Deteksi dini menjadi langkah penting dalam penanganan bibir sumbing maupun masalah celah langit-langit. Bibir sumbing umumnya dapat dikenali setelah bayi lahir. Sedangkan, celah langit-langit tersembunyi memerlukan pemeriksaan rongga mulut secara menyeluruh agar tidak terlewat.
Keterlambatan penanganan dapat berdampak pada kemampuan makan, pertumbuhan, perkembangan bicara, hingga kondisi psikososial anak saat mulai berinteraksi di lingkungan sekolah.
Oleh karena itu, edukasi kepada orangtua dan akses rujukan yang lebih merata masih menjadi kebutuhan penting di Indonesia.
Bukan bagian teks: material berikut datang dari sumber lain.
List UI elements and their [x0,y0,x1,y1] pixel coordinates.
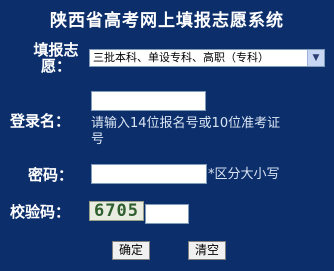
clear-button[interactable]: 清空 [188,241,226,260]
password-label: 密码： [28,166,74,184]
login-hint: 请输入14位报名号或10位准考证 号 [91,116,331,148]
captcha-image: 6705 [89,201,144,221]
login-input[interactable] [91,91,206,111]
login-hint-line2: 号 [91,132,105,147]
batch-label-line2: 愿： [40,57,71,75]
chevron-down-icon[interactable]: ▼ [307,50,324,66]
confirm-button[interactable]: 确定 [112,241,150,260]
password-input[interactable] [91,164,207,184]
login-hint-line1: 请输入14位报名号或10位准考证 [91,116,281,131]
captcha-label: 校验码： [10,203,71,221]
password-hint: *区分大小写 [208,167,280,182]
captcha-input[interactable] [145,204,189,224]
batch-select[interactable]: 三批本科、单设专科、高职（专科） ▼ [89,49,325,67]
login-label: 登录名： [10,112,71,130]
batch-select-value: 三批本科、单设专科、高职（专科） [93,51,269,64]
batch-label: 填报志 愿： [28,42,84,74]
page-title: 陕西省高考网上填报志愿系统 [50,11,284,31]
batch-label-line1: 填报志 [33,41,79,59]
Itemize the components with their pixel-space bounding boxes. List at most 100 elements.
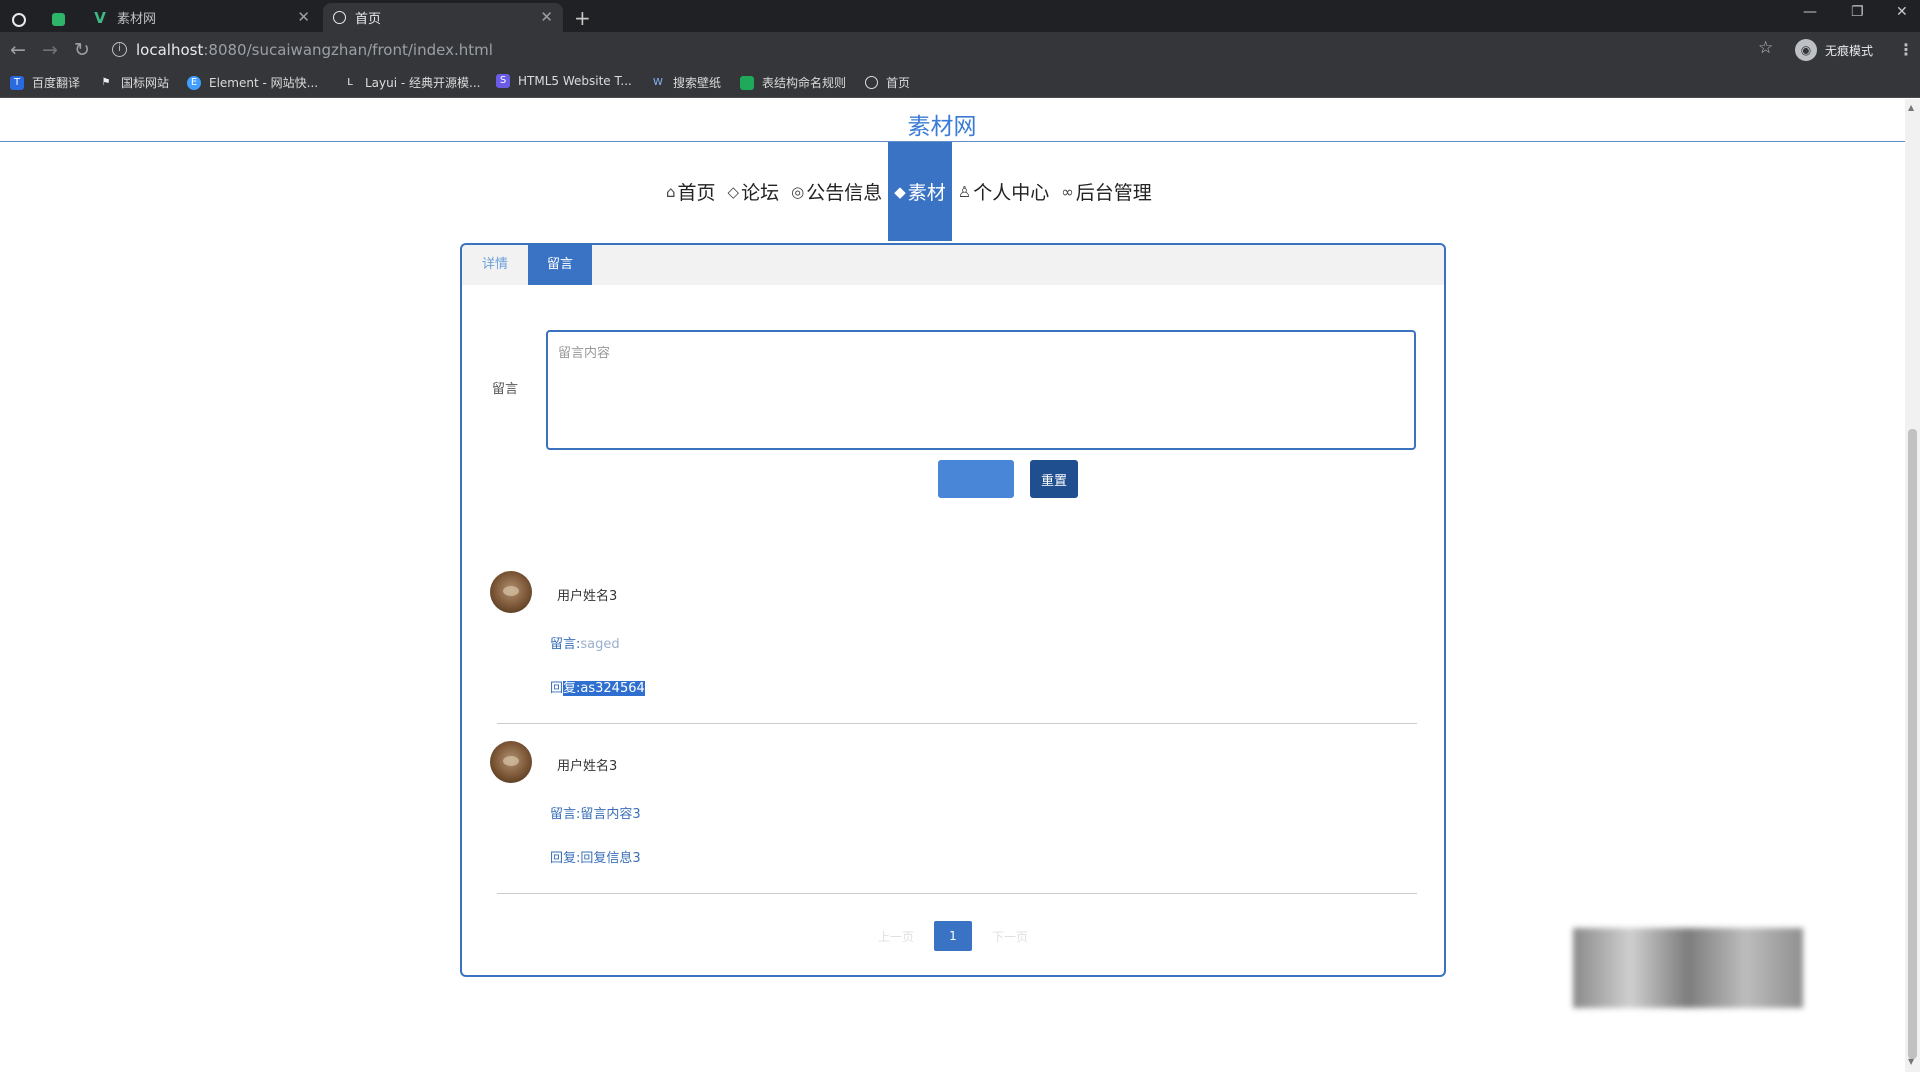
bookmark-label: 首页 [886,76,911,90]
pagination: 上一页 1 下一页 [462,921,1444,951]
comment-item: 用户姓名3 留言:留言内容3 回复:回复信息3 [462,741,1444,901]
bookmark-label: Layui - 经典开源模... [365,76,481,90]
comment-username: 用户姓名3 [557,589,618,604]
chat-icon: ◎ [791,182,805,201]
submit-button[interactable]: 立即提交 [938,460,1014,498]
html5-site-icon: S [496,74,510,88]
message-prefix: 留言: [550,637,581,652]
graduation-cap-icon: ◆ [894,182,906,201]
comment-message: 留言:留言内容3 [550,803,641,822]
site-title[interactable]: 素材网 [0,107,1884,141]
blurred-watermark [1555,928,1815,1008]
nav-materials[interactable]: ◆ 素材 [888,142,952,241]
bookmark-item[interactable]: T 百度翻译 [10,74,80,91]
nav-label: 后台管理 [1075,182,1152,204]
browser-menu-icon[interactable]: ⋮ [1898,40,1914,59]
chrome-menu-icon[interactable] [12,5,35,34]
reload-icon[interactable]: ↻ [70,38,94,62]
tab-home[interactable]: 首页 ✕ [323,3,563,32]
back-arrow-icon[interactable]: ← [6,38,30,62]
url-path: :8080/sucaiwangzhan/front/index.html [203,41,493,59]
close-tab-icon[interactable]: ✕ [297,8,310,26]
tab-title: 首页 [355,12,382,27]
tab-title: 素材网 [117,12,157,27]
layui-logo-icon: L [347,76,353,88]
bookmark-label: HTML5 Website T... [518,74,632,88]
element-logo-icon: E [187,75,201,90]
avatar [490,741,532,783]
blurred-region [1573,928,1803,1008]
restore-icon[interactable]: ❐ [1851,4,1864,20]
bookmark-item[interactable]: E Element - 网站快... [187,74,318,91]
panel-tabs: 详情 留言 [462,245,1444,285]
bookmark-star-icon[interactable]: ☆ [1758,38,1773,58]
bookmark-item[interactable]: S HTML5 Website T... [496,74,632,88]
message-label: 留言 [492,382,519,397]
bookmark-label: 国标网站 [121,76,170,90]
translate-icon: T [10,75,24,90]
bookmark-item[interactable]: W 搜索壁纸 [651,74,721,91]
bookmark-label: 搜索壁纸 [673,76,722,90]
comment-divider [497,723,1417,724]
bookmark-label: Element - 网站快... [209,76,319,90]
bookmark-item[interactable]: ⚑ 国标网站 [99,74,170,91]
page-scrollbar[interactable]: ▲ ▼ [1905,99,1920,1072]
nav-announcements[interactable]: ◎ 公告信息 [785,142,888,241]
nav-forum[interactable]: ◇ 论坛 [722,142,786,241]
vue-logo-icon: V [94,8,106,27]
scroll-thumb[interactable] [1908,429,1917,1059]
message-text: saged [580,637,620,652]
comment-divider [497,893,1417,894]
bookmark-item[interactable]: L Layui - 经典开源模... [343,74,480,91]
nav-home[interactable]: ⌂ 首页 [660,142,722,241]
bookmark-item[interactable]: 首页 [865,74,910,91]
next-page-link[interactable]: 下一页 [992,928,1028,945]
profile-label: 无痕模式 [1825,43,1874,58]
prev-page-link[interactable]: 上一页 [878,928,914,945]
message-panel: 详情 留言 留言 立即提交 重置 用户姓名3 留言:saged 回复:as324… [460,243,1446,977]
message-input[interactable] [546,330,1416,450]
nav-admin[interactable]: ∞ 后台管理 [1055,142,1158,241]
bookmark-label: 百度翻译 [32,76,81,90]
incognito-profile[interactable]: ◉ 无痕模式 [1795,39,1873,61]
forward-arrow-icon[interactable]: → [38,38,62,62]
comment-reply: 回复:回复信息3 [550,847,641,866]
tab-messages[interactable]: 留言 [528,245,592,285]
comment-username: 用户姓名3 [557,759,618,774]
nav-label: 首页 [677,182,716,204]
message-prefix: 留言: [550,807,581,822]
bookmark-item[interactable]: 表结构命名规则 [740,74,846,91]
minimize-icon[interactable]: — [1803,4,1817,20]
nav-label: 个人中心 [973,182,1050,204]
close-tab-icon[interactable]: ✕ [540,8,553,26]
bookmarks-bar: T 百度翻译 ⚑ 国标网站 E Element - 网站快... L Layui… [0,68,1920,98]
wallpaper-icon: W [653,76,663,88]
comment-reply: 回复:as324564 [550,677,645,696]
scroll-down-icon[interactable]: ▼ [1908,1057,1914,1066]
reply-prefix: 回 [550,681,564,696]
nav-label: 论坛 [741,182,780,204]
message-text: 留言内容3 [580,807,641,822]
bookmark-label: 表结构命名规则 [762,76,847,90]
globe-icon [865,76,878,89]
close-window-icon[interactable]: ✕ [1896,4,1908,20]
nav-label: 公告信息 [806,182,883,204]
scroll-up-icon[interactable]: ▲ [1908,103,1914,112]
home-icon: ⌂ [666,182,676,201]
web-page: 素材网 ⌂ 首页 ◇ 论坛 ◎ 公告信息 ◆ 素材 ♙ 个人中心 ∞ 后台管理 … [0,99,1920,1072]
site-info-icon[interactable]: i [112,42,127,57]
comment-item: 用户姓名3 留言:saged 回复:as324564 [462,571,1444,731]
reply-text-selected: 复:as324564 [563,681,645,696]
globe-icon [333,11,346,24]
tab-sucaiwang[interactable]: V 素材网 ✕ [88,3,320,32]
new-tab-button[interactable]: + [574,3,591,32]
reply-text: 回复信息3 [580,851,641,866]
address-bar[interactable]: i localhost:8080/sucaiwangzhan/front/ind… [108,36,1768,64]
page-number-current[interactable]: 1 [934,921,972,951]
nav-profile[interactable]: ♙ 个人中心 [952,142,1055,241]
reset-button[interactable]: 重置 [1030,460,1078,498]
green-app-icon[interactable] [52,5,74,34]
reply-prefix: 回复: [550,851,581,866]
tab-details[interactable]: 详情 [462,245,528,285]
tag-icon: ◇ [727,182,740,201]
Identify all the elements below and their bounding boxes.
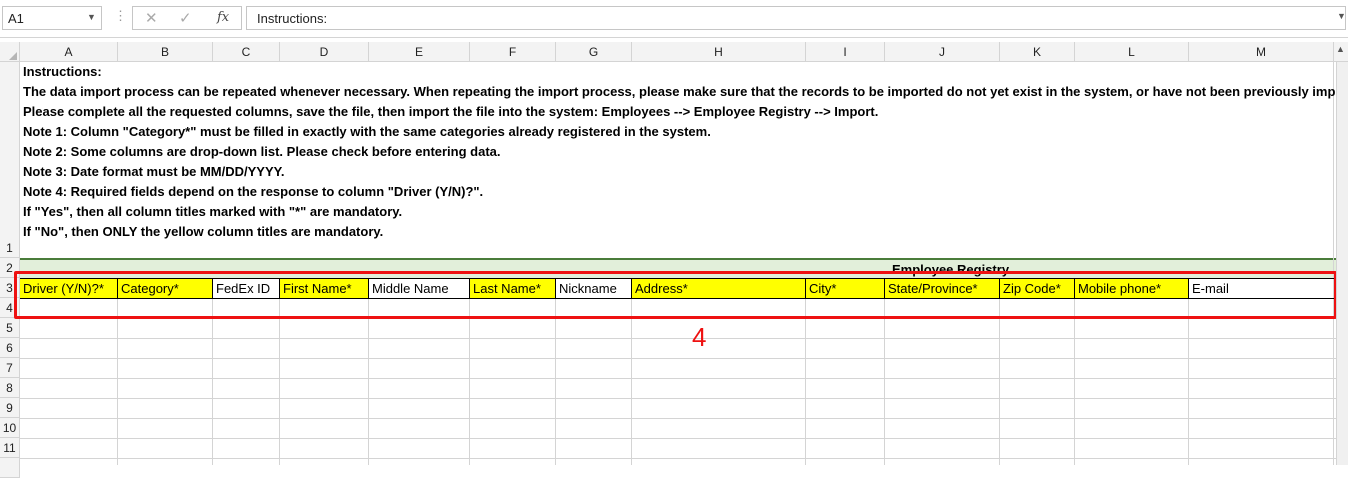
- column-header-f[interactable]: F: [470, 42, 556, 62]
- instructions-line: If "Yes", then all column titles marked …: [23, 204, 403, 219]
- column-header-a[interactable]: A: [20, 42, 118, 62]
- highlight-box: [14, 271, 1337, 319]
- select-all-icon: [9, 52, 17, 60]
- column-header-e[interactable]: E: [369, 42, 470, 62]
- row-header-8[interactable]: 8: [0, 378, 20, 398]
- row-header-1[interactable]: 1: [0, 62, 20, 258]
- formula-input[interactable]: Instructions: ▼: [246, 6, 1346, 30]
- check-icon[interactable]: ✓: [179, 9, 192, 27]
- column-header-g[interactable]: G: [556, 42, 632, 62]
- row-header-12[interactable]: [0, 458, 20, 478]
- column-header-k[interactable]: K: [1000, 42, 1075, 62]
- scroll-up-icon[interactable]: ▲: [1336, 44, 1345, 54]
- annotation-label: 4: [692, 322, 707, 352]
- row-header-7[interactable]: 7: [0, 358, 20, 378]
- instructions-line: Note 2: Some columns are drop-down list.…: [23, 144, 501, 159]
- column-header-b[interactable]: B: [118, 42, 213, 62]
- instructions-line: Please complete all the requested column…: [23, 104, 879, 119]
- instructions-cell[interactable]: Instructions: The data import process ca…: [23, 62, 1335, 243]
- instructions-line: If "No", then ONLY the yellow column tit…: [23, 224, 384, 239]
- vertical-scrollbar[interactable]: [1336, 62, 1348, 465]
- instructions-line: Note 4: Required fields depend on the re…: [23, 184, 484, 199]
- column-header-i[interactable]: I: [806, 42, 885, 62]
- instructions-line: Instructions:: [23, 64, 102, 79]
- row-header-11[interactable]: 11: [0, 438, 20, 458]
- column-header-h[interactable]: H: [632, 42, 806, 62]
- name-box-value: A1: [8, 11, 24, 26]
- row-header-6[interactable]: 6: [0, 338, 20, 358]
- name-box[interactable]: A1 ▼: [2, 6, 102, 30]
- column-header-d[interactable]: D: [280, 42, 369, 62]
- formula-buttons: ✕ ✓ fx: [132, 6, 242, 30]
- chevron-down-icon[interactable]: ▼: [1337, 11, 1346, 21]
- row-header-5[interactable]: 5: [0, 318, 20, 338]
- column-header-m[interactable]: M: [1189, 42, 1334, 62]
- row-header-9[interactable]: 9: [0, 398, 20, 418]
- column-header-l[interactable]: L: [1075, 42, 1189, 62]
- instructions-line: The data import process can be repeated …: [23, 84, 1335, 99]
- formula-bar: A1 ▼ ⋮ ✕ ✓ fx Instructions: ▼: [0, 0, 1348, 38]
- formula-text: Instructions:: [257, 11, 328, 26]
- instructions-line: Note 3: Date format must be MM/DD/YYYY.: [23, 164, 285, 179]
- select-all-corner[interactable]: [0, 42, 20, 62]
- fx-icon[interactable]: fx: [217, 10, 229, 25]
- column-header-c[interactable]: C: [213, 42, 280, 62]
- column-header-row: A B C D E F G H I J K L M ▲: [0, 42, 1348, 62]
- column-header-j[interactable]: J: [885, 42, 1000, 62]
- x-icon[interactable]: ✕: [145, 9, 158, 27]
- chevron-down-icon[interactable]: ▼: [87, 12, 96, 22]
- row-header-10[interactable]: 10: [0, 418, 20, 438]
- instructions-line: Note 1: Column "Category*" must be fille…: [23, 124, 711, 139]
- more-options-icon: ⋮: [114, 8, 127, 23]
Di sisi lain, perluasan akses layanan juga dilakukan melalui kolaborasi berbagai pihak.
Program operasi bibir sumbing gratis yang melibatkan Smile Train Indonesia bersama sejumlah mitra, termasuk dukungan dari PT Alamii Natura Sejahtera (Alamii Food), diharapkan dapat membantu lebih banyak anak dari keluarga prasejahtera memperoleh tindakan operasi yang dibutuhkan.
“Program tersebut diharapkan mampu mengembalikan fungsi makan dan berbicara, meningkatkan rasa percaya diri, serta membantu keluarga yang memiliki keterbatasan ekonomi dalam memperoleh pelayanan kesehatan yang layak,” ujar Country Manager dan Program Director Smile Train Indonesia, Deasy Larasati.
Demikian informasi mengenai bibir sumbing pada anak masih jadi tantangan kesehatan di Indonesia. Karena itu, deteksi dini, penanganan yang tepat, serta akses layanan kesehatan yang memadai menjadi kunci agar setiap anak memiliki kesempatan untuk tumbuh sehat dan berkembang secara optimal.